Política

20/04/2017 09:11

Deputados aprovam decreto que susta criação do Parque Ricardo Franco

Os deputados estaduais aprovaram nesta quarta-feira (19), em primeira votação, o projeto de decreto legislativo nº02 de 2017, que foi apresentado pelas lideranças partidárias no último dia 4 de abril. Vinte anos depois, ele susta os efeitos de um outro decreto, responsável pela criação da unidade de conservação do Parque  Estadual Serra de Ricardo Franco.

Localizado no município de Vila Bela de Santíssima Trindade (521 km a oeste da capital mato-grossense, Cuiabá), o parque tem 158,6 mil hectares de extensão e abriga em seu interior centenas de cachoeiras, piscinas cristalinas, vales e uma vegetação que reúne floresta Amazônica, o Cerrado e Pantanal, com espécies únicas de fauna e flora, algumas ainda desconhecidas da ciência. Também fica lá a cachoeira do Jatobá, a maior do estado, com 248 metros de queda.

Segundo o líder do governo estadual, deputado Dilmar Dal’Bosco (DEM) o decreto legislativo foi necessário porque na época em que o parque foi criado, durante a gestão do ex-governador Dante de Oliveira, não houve uma ampla discussão sobre o assunto.

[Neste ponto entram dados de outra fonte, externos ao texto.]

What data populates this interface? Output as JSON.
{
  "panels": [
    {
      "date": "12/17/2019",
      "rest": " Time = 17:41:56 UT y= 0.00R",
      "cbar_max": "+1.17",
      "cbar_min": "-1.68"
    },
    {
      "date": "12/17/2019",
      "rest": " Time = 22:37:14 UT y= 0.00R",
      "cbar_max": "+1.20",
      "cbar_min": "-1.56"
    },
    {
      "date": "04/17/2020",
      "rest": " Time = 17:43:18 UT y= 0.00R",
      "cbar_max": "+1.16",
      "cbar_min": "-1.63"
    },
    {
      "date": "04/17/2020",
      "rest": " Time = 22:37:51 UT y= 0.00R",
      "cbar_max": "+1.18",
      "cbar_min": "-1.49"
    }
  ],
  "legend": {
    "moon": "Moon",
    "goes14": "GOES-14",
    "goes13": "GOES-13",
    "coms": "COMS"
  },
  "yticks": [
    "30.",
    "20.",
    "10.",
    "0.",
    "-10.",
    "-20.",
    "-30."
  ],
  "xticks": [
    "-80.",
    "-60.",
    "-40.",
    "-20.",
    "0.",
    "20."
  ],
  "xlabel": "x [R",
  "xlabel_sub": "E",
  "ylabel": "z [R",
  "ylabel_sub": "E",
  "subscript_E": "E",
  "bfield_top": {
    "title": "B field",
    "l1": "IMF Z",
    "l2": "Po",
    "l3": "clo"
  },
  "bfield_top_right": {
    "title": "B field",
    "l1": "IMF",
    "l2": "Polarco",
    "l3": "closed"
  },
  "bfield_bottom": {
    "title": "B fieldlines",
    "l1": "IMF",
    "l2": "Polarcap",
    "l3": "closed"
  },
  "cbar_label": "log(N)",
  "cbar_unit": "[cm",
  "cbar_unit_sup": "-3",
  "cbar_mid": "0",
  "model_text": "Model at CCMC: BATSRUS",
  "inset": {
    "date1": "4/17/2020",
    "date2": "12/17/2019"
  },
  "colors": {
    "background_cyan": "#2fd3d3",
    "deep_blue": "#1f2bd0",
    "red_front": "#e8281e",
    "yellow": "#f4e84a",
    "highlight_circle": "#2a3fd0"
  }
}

E produtores já estavam ocupando a região.

“A criação de um parque, de uma reserva no estado de Mato Grosso, ela tem trazer uma ampla discussão. Não houve na época da sua criação um debate amplo que pudesse contemplar um debate amplo ou ter visto em loco a realidade daquele parque”, disse o democrata após a votação.

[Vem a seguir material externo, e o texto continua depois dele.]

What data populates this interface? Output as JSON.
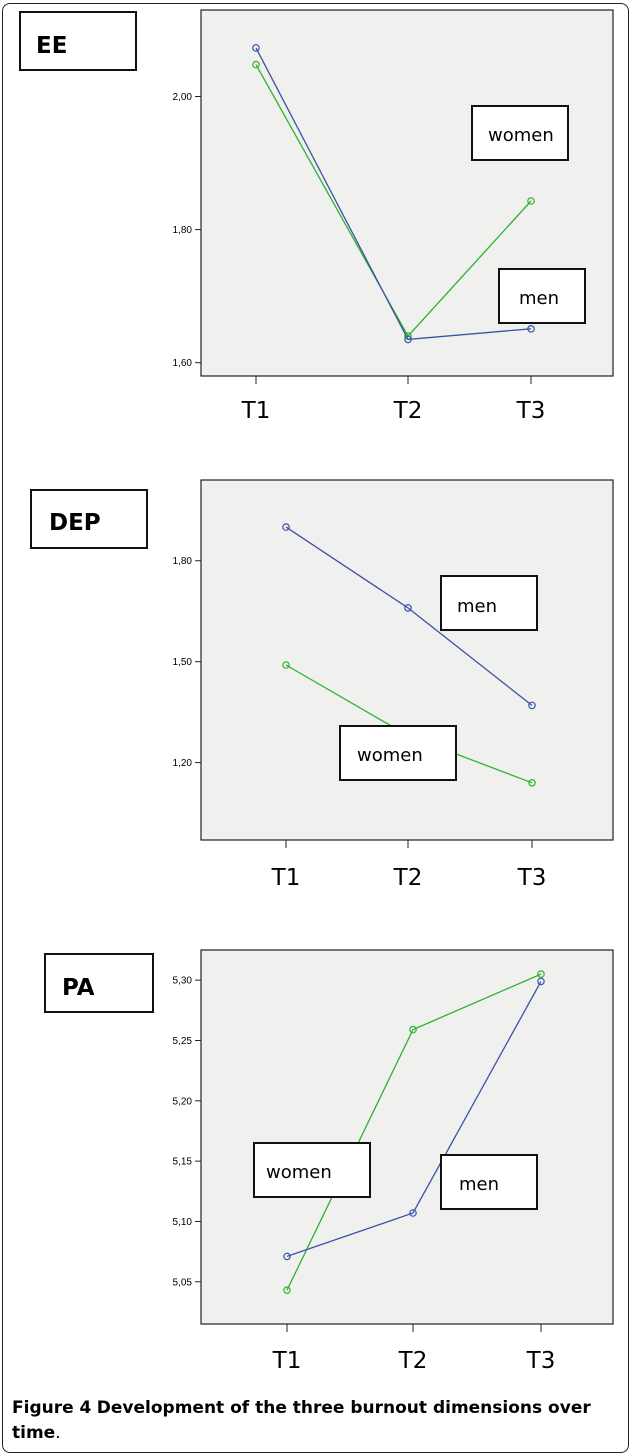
{
  "colors": {
    "women": "#2db32d",
    "men": "#3a52a8",
    "plot_bg": "#f0f0ef"
  },
  "caption": {
    "label": "Figure 4",
    "text": "Development of the three burnout dimensions over time",
    "period": "."
  },
  "chart_data": [
    {
      "type": "line",
      "title": "EE",
      "categories": [
        "T1",
        "T2",
        "T3"
      ],
      "ylim": [
        1.58,
        2.13
      ],
      "yticks": [
        1.6,
        1.8,
        2.0
      ],
      "ytick_labels": [
        "1,60",
        "1,80",
        "2,00"
      ],
      "series": [
        {
          "name": "women",
          "values": [
            2.048,
            1.64,
            1.843
          ]
        },
        {
          "name": "men",
          "values": [
            2.073,
            1.635,
            1.651
          ]
        }
      ],
      "labels": [
        {
          "series": "women",
          "text": "women"
        },
        {
          "series": "men",
          "text": "men"
        }
      ]
    },
    {
      "type": "line",
      "title": "DEP",
      "categories": [
        "T1",
        "T2",
        "T3"
      ],
      "ylim": [
        0.97,
        2.04
      ],
      "yticks": [
        1.2,
        1.5,
        1.8
      ],
      "ytick_labels": [
        "1,20",
        "1,50",
        "1,80"
      ],
      "series": [
        {
          "name": "men",
          "values": [
            1.9,
            1.66,
            1.37
          ]
        },
        {
          "name": "women",
          "values": [
            1.49,
            1.28,
            1.14
          ]
        }
      ],
      "labels": [
        {
          "series": "men",
          "text": "men"
        },
        {
          "series": "women",
          "text": "women"
        }
      ]
    },
    {
      "type": "line",
      "title": "PA",
      "categories": [
        "T1",
        "T2",
        "T3"
      ],
      "ylim": [
        5.015,
        5.325
      ],
      "yticks": [
        5.05,
        5.1,
        5.15,
        5.2,
        5.25,
        5.3
      ],
      "ytick_labels": [
        "5,05",
        "5,10",
        "5,15",
        "5,20",
        "5,25",
        "5,30"
      ],
      "series": [
        {
          "name": "women",
          "values": [
            5.043,
            5.259,
            5.305
          ]
        },
        {
          "name": "men",
          "values": [
            5.071,
            5.107,
            5.299
          ]
        }
      ],
      "labels": [
        {
          "series": "women",
          "text": "women"
        },
        {
          "series": "men",
          "text": "men"
        }
      ]
    }
  ]
}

A Assembleia Legislativa pretende criar uma comissão de deputados para discutir uma reformulação do parque, a partir de um projeto de lei. Já está agendada uma audiência pública sobre o tema para o próximo dia 8 de maio. E a previsão é que o processo de discussão e a elaboração de uma nova lei tenha duração de até 90 dias. Até lá, a unidade de conservação fica suspensa.

“Nós queremos provocar o debate. Criamos uma comissão que vai ser instalada ainda esta semana e que vai promover esse debate com todo o segmento organizado. Para que a gente possa então desenvolver um projeto de lei que vai definir um parque muito mais estruturado”, explica o deputado Adriano Silva (PSB). Ele lembrou ainda que no parque atual não foi feito o plano de manejo e também não foram pagas as indenizações para os produtores que estavam no local quando ele foi criado.

Ainda segundo Adriano o decreto de 1997 já não tinha mais validade, porque, legalmente, só teria vigência por cinco anos. “Por lei, esse decreto já estava sustado na própria literatura da norma. Então, o que estamos fazendo é uma correção”, completa.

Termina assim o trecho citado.